Software piracy is a major issue across the world, costing businesses a big deal of money. A new study on software piracy reveals that countries with high cognitive intelligence face lesser issues of software piracy.

The recent paper titled ‘Intelligence and Crime: A novel evidence for software piracy’ by three researchers from Germany’s MPRA correlates national intelligence, expressed in average national IQ points, with software piracy. The researchers have obtained data from 102 countries in 2011. They inferred that countries with ‘higher intelligence’ show lower levels of software piracy as compared to those with ‘lower intelligence’.

Read more: Software Piracy Will Have Negative Impact On India’s Exporters: IDC

According to the researchers, “Our findings offer strong support for the assertion that intelligence is inversely related to the software piracy rates. After controlling for the potential effect of outlier nations in the sample, software piracy rate declines by about 5.3 percentage points if national IQ increases by 10 points.”

Researchers Odilova, Andrés, and Salahodjaev stated, “It is crucial to highlight that albeit our findings suggest that more intelligent societies are inversely associated with the software piracy rates, this should not be taken as universal evidence that society with higher intelligent quotient is a requirement to alleviate software piracy.”

There are some exceptions to theis rule as well. For example, in China, piracy rates and IQ are both relatively high.
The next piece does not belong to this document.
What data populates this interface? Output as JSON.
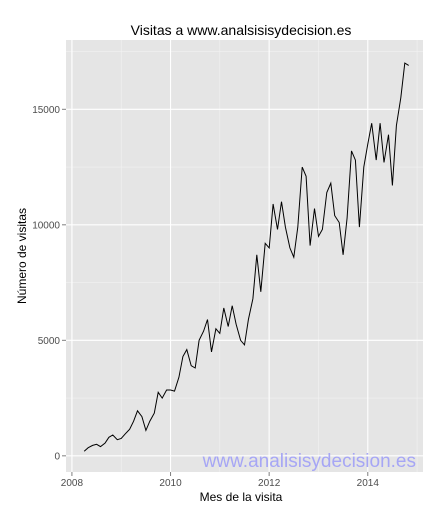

On the other hand, South Africa has a low national IQ as well as low piracy rates. The general trend, however, shows a direct relation between a country’s average IQ and the local software piracy rates.

Again, for copyright holders, ‘dumb’ countries are not ‘doomed’ by definition. If the ruling elite is smart enough, they can still lower piracy rates.

With the objective to alleviate software piracy’; the researchers suggested that if ruling elite enforces policies to decrease software piracy, intelligence provides a credible proxy of the degree of consent of such policies.

In other words, a more intelligent society- one where members have better cognitive ability- would accept and positively respond to laws to decrease ‘softlifting’, as compared to a less intelligent one, the study said.